I also think that the whole language around calling can lead churches and pastors to be less honest than the people we serve. Presidents fire cabinet members. Football coaches switch schools to make more money or lead bigger programs. But in a church, we have a hard time talking honestly about why staff people leave. We paper over toxic cultures and power struggles with sanctified spin: "He got a call from the Lord" or "I just had this restless sense in my spirit—I couldn't explain why."

Eventually, I quit pestering God about it. I decided he probably had good reasons to give me the level of information and direction that he gave me, and if he wanted to say any more, he would make it clear. Nevertheless, as I have gotten older, younger people interested in church ministry often talk to me about the notion of calling.

"Tell me about your call," a recent seminary grad once said. "I think I have the call, and I just hope I can last in ministry as long as you have." I was 45 at the time, but it made me feel very old.

When I came to Menlo Park, it was a by-now-familiar decision process. I did not sense God telling me to go or stay. My best understanding was that I was free to make the decision. I had been here for a couples of years when we had a bad weekend: staff departures, serious misbehavior, an ugly congregational meeting, budget problems—everything bad happened at once.

I had recently read Gordon MacDonald's book The Resilient Life, in which he talks about how his mom never finished what she started, and he was sobered by the possibility of having a "quitters gene." I had never thought of myself as a quitter, but I reflected on how I don't like being frustrated; how I can feel that life should come easily to me.

I was driving down Stanford Avenue one day when a thought came unbidden: John, take your being at this church as my call on your life. Don't waste energy asking if someone else could do the job better. Don't waste energy asking if some other place could be more fulfilling. If you put your hand to the plow and don't look back, you will grow in ways you otherwise never would.

And it was a strange moment, after almost 30 years of church ministry, to have a call in that more specific and mystical sense.

It hasn't been particularly romantic. Sometimes it's more of a pain in the neck. Which brings me back to the article by Meilander. He writes about how Aeneas, in Virgil's The Aeneid, has a divine summons to be the founder of Rome—"I am the man/whom heaven calls." But building Rome is not what Aeneas wants to do. He is forced to give up his love and his attachment to the past.

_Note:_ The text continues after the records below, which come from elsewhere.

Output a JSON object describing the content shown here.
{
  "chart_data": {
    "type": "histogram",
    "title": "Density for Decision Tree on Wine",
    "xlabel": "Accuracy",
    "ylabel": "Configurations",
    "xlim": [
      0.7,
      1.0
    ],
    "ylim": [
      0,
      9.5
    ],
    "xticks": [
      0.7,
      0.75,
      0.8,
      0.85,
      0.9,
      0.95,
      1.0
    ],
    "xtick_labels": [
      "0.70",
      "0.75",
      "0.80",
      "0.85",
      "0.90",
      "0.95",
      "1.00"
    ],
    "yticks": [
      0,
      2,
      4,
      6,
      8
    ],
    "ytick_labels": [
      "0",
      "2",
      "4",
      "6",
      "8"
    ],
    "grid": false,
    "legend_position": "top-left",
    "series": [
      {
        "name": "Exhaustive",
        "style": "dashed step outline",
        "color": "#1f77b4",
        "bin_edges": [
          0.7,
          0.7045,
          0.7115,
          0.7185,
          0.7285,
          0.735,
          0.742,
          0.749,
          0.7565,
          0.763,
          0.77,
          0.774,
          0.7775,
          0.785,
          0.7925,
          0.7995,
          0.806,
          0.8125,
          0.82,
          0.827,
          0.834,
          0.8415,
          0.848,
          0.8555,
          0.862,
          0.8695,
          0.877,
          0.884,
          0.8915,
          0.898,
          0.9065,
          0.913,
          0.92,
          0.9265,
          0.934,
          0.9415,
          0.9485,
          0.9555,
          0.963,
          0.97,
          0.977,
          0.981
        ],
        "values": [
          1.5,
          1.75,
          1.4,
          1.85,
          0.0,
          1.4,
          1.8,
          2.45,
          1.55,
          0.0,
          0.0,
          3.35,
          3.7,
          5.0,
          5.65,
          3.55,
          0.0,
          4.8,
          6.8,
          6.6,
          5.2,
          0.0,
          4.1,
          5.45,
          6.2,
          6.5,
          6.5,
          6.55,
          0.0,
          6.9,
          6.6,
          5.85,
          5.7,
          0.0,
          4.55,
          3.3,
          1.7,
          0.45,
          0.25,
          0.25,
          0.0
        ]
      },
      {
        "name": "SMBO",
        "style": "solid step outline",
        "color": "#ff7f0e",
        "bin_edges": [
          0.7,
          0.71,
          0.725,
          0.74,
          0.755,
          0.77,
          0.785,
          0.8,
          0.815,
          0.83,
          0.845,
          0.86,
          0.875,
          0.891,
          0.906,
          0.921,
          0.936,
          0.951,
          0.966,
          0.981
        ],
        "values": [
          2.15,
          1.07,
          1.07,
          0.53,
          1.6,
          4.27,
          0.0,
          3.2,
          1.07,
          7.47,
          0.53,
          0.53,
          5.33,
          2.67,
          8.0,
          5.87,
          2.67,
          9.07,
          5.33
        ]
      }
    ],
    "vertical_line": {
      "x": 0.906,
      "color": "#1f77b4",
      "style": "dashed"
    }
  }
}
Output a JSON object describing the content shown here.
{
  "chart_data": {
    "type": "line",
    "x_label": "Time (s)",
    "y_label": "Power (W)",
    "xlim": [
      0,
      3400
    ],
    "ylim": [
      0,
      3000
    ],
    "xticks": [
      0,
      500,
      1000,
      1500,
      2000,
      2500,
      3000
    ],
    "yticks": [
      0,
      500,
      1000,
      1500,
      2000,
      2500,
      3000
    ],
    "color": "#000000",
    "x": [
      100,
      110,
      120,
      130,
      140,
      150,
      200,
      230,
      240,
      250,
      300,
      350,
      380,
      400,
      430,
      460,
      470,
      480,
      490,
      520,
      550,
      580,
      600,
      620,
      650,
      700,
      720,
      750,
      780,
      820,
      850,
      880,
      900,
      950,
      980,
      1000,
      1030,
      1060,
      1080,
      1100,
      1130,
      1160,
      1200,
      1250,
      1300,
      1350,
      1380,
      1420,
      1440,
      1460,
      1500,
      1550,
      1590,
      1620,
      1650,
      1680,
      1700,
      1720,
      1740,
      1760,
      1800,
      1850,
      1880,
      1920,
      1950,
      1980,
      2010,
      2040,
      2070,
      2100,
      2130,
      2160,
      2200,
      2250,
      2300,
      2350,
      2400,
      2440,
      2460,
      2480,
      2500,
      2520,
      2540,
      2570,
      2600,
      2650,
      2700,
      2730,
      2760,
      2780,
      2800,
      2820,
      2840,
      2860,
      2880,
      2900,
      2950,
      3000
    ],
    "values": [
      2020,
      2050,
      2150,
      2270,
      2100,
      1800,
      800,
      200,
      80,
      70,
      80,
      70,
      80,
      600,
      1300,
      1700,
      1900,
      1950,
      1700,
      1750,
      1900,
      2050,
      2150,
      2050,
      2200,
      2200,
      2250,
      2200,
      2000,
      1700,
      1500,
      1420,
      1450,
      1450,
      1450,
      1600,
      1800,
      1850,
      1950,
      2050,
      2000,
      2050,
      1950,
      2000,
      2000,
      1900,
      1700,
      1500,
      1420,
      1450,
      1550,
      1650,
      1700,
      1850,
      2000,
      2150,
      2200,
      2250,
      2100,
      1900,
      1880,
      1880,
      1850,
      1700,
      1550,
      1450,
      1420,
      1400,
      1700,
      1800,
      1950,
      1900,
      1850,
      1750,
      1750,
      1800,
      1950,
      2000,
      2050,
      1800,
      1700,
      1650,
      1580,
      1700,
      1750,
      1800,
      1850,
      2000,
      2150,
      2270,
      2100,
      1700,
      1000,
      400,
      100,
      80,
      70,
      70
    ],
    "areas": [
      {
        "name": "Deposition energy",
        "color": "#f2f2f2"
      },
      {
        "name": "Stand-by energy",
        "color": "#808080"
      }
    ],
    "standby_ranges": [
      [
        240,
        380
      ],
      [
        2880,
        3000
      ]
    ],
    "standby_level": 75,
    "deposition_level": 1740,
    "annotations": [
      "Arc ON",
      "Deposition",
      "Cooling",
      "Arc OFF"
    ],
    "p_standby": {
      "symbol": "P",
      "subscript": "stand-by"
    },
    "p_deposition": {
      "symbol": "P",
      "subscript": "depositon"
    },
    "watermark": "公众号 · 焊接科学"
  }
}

For a calling is very different than a quest for fulfillment. A calling, though we glamorize it, is not glamorous. It is a response to a summons. It is a kind of surrender. It is a willingness to die to the past and move to the future. C.S. Lewis wrote, "To follow the vocation does not mean happiness, but once it has been heard, there is no happiness for those who do not follow."

Aeneas does not want to leave his home to follow his calling; it means leaving old dreams and old loves. But there is a larger and better destiny to which he is called to submit. So Jupiter says of him, "That man should sail."

And he does. Sailing means embracing the pain of leaving behind what he thought was his comfort and fulfillment. It means trusting that somehow he is not just moving into the future; he is being led. It is Abraham leaving Ur for he knows not what. It is Moses leaving Egypt for a land he will never enter. It is Jesus walking the Via Dolorosa toward a hill he does not want to climb.

"That man should sail." It meant—a little like Jim Carrey in The Truman Show—it's better to have the faith to embrace reality with all its pain than to cling to the false comfort of a painless fantasy. That life and growth and meaning can come only in the risk of obedience. The future—even if it's hard—is better than nostalgia.

It meant that in leaving port there was something to sail to. It meant hope.

"That man should sail." I did. I have. I am. The phrase in Virgil is a single Latin word written on the rock my wife gave me in love and trust. The word sits on my desk each day to remind me: Naviget.

John Ortberg is editor at large of Leadership and the pastor of Menlo Park Presbyterian Church in Menlo Park, California.